Thinking Outside the Bounding Box
November 3rd, 2010In his refreshingly multi-faceted project about the gradual evolution of what we now describe as “the public”, David Cayley dives into one pair of contributing factors that really caught my attention: the institutionalization, canonicalization and therefore social elevation of common vernacular tongues (like French and English) alongside the proliferation of popular cartography. The gist of the argument is that this combination of talking about talking and conceptualizing oneself as a member of a group defined by geography and language helped bring about the idea of self conscious human agency, belonging, and citizenship, providing a new affiliation infrastructure in place of the officially defunct system of monastic and parish based guilds.
I see the shadow of a similar change happening within the current world of Geography related to the contentious neologism “Neogeography” and all the agnostic advances and changes taking place under this monicker of ill repute. In the above mentioned episode there is a story about Joachim De Bellay and his poetry gang’s manifesto on renovating the shabby provincial French language into something capable of expressing grand poetic vision. In this manifesto (Défense et illustration de la langue française) a relatively new term “patrie” (fatherland) is heavily used and advocated but the entrenched defenders of the status quo retaliated with the sentiment, “Those of us with a country (pays) have no need for your fatherland (patrie).” Perhaps the recent deletion of Wikipedia’s page on Neogeography should be taken as a similar expression of defensive self preservation by a status quo uninterested in the elevation and expansion of location based practice? “Those of us with Geography have no need for your Neogeography.”

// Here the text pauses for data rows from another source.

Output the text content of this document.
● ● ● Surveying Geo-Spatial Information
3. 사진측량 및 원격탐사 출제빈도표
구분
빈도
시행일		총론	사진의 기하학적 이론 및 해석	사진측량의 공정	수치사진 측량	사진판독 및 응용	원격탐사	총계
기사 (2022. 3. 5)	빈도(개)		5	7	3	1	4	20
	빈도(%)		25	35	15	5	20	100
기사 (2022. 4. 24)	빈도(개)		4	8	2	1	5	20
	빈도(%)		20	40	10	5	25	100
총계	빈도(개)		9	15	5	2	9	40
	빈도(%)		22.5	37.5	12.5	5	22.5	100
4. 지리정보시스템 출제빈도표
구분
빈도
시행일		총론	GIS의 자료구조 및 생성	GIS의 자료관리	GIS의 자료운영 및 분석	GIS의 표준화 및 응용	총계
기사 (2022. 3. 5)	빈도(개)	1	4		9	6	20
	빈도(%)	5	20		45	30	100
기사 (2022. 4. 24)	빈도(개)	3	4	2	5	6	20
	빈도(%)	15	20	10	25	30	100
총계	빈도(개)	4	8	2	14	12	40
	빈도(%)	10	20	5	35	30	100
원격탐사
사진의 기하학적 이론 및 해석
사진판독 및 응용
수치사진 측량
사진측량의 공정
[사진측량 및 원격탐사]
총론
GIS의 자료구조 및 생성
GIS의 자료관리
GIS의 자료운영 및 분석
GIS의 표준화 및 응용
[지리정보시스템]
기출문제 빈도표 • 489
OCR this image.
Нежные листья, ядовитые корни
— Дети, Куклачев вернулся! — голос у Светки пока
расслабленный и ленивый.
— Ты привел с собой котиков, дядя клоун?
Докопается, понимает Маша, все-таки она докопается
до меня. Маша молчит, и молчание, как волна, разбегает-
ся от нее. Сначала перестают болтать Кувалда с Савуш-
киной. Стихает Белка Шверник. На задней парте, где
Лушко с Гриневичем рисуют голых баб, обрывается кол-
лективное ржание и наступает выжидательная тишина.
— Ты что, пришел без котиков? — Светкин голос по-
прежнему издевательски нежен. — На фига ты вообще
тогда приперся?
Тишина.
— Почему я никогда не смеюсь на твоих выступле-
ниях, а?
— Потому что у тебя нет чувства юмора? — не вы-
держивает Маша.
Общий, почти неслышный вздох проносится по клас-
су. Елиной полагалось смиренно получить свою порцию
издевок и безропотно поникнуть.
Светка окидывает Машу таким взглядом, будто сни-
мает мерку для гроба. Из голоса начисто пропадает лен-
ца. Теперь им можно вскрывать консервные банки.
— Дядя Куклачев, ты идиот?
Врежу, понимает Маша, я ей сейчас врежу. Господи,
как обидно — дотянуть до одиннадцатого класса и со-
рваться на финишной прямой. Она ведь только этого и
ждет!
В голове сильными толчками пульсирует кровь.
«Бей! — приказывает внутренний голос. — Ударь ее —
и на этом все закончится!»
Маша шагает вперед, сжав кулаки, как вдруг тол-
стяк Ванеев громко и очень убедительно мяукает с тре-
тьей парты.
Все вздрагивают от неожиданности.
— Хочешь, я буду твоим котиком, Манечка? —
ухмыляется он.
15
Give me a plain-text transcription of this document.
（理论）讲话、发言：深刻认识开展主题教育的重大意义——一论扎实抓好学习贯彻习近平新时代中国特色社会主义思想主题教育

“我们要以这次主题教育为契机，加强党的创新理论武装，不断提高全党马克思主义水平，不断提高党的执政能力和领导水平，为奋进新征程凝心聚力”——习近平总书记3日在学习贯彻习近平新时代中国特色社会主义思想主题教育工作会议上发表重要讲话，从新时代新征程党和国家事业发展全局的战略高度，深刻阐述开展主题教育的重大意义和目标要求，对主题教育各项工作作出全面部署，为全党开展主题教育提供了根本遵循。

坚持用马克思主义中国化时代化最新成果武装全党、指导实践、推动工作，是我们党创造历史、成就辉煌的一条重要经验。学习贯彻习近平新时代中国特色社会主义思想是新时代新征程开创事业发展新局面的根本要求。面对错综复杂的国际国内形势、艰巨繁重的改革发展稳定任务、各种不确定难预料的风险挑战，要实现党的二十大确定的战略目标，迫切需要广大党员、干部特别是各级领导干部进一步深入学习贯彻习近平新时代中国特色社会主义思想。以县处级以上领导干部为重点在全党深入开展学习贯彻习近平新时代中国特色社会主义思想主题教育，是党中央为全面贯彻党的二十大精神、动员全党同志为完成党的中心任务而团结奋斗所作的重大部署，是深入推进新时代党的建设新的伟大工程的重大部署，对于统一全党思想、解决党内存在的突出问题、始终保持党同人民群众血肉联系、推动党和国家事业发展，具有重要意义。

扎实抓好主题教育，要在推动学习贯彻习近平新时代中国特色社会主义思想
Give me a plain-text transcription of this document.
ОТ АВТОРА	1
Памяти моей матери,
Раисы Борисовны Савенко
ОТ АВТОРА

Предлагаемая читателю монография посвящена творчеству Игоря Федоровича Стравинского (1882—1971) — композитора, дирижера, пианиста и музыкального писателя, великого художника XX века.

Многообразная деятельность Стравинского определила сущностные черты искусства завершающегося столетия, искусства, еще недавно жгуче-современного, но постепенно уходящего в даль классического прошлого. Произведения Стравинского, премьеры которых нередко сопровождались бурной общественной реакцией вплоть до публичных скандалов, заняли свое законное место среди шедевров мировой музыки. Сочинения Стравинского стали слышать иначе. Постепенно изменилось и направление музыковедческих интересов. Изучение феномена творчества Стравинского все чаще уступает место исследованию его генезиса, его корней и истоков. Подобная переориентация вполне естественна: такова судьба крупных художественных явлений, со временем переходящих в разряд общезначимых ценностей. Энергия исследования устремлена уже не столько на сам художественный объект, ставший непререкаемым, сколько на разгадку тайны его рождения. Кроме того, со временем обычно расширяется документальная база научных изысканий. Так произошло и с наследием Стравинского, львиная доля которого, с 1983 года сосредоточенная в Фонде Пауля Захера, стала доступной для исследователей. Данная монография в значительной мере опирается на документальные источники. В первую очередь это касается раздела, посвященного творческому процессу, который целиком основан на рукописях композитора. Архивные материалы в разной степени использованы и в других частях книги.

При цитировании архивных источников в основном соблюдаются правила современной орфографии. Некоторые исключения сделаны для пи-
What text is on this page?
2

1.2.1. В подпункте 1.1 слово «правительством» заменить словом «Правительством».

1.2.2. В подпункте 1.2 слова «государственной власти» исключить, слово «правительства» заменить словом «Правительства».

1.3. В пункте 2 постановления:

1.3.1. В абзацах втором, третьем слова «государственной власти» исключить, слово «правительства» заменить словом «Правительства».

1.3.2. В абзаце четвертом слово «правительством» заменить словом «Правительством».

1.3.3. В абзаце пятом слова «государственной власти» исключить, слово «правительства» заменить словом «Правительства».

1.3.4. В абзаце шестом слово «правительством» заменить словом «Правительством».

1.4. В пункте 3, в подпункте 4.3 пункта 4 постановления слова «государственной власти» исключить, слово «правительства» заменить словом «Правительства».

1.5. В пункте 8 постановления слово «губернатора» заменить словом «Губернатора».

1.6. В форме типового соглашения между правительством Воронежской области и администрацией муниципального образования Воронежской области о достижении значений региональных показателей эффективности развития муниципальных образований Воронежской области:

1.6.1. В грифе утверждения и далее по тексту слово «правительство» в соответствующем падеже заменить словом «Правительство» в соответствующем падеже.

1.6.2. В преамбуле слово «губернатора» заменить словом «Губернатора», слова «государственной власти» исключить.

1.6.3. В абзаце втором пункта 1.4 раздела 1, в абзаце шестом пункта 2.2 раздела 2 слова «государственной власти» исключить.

Part of the idea behind this French linguistic renovation was that a dualistic relationship to the language needed to be in place for it to be more fully understood, analyzed, and exploitable. The language had to be spoken and dissected, internalized and externalized. This could only be achieved if the language was made foreign again, self alienated, reread. I suspect the new organic world of the Neogeographic vernacular will likewise play a role in the rebirth of spatial expression into a form more capable of elegantly handling the increasing complexity of interaction between people, places, things, ideas, and time.
Viva la Neogeography! Shoutouts to @schuyler for getting that page back up, @ajturner and @dianneisnor for their prolific and glamorous use of the term and all the others involved in thinking outside the bounding box!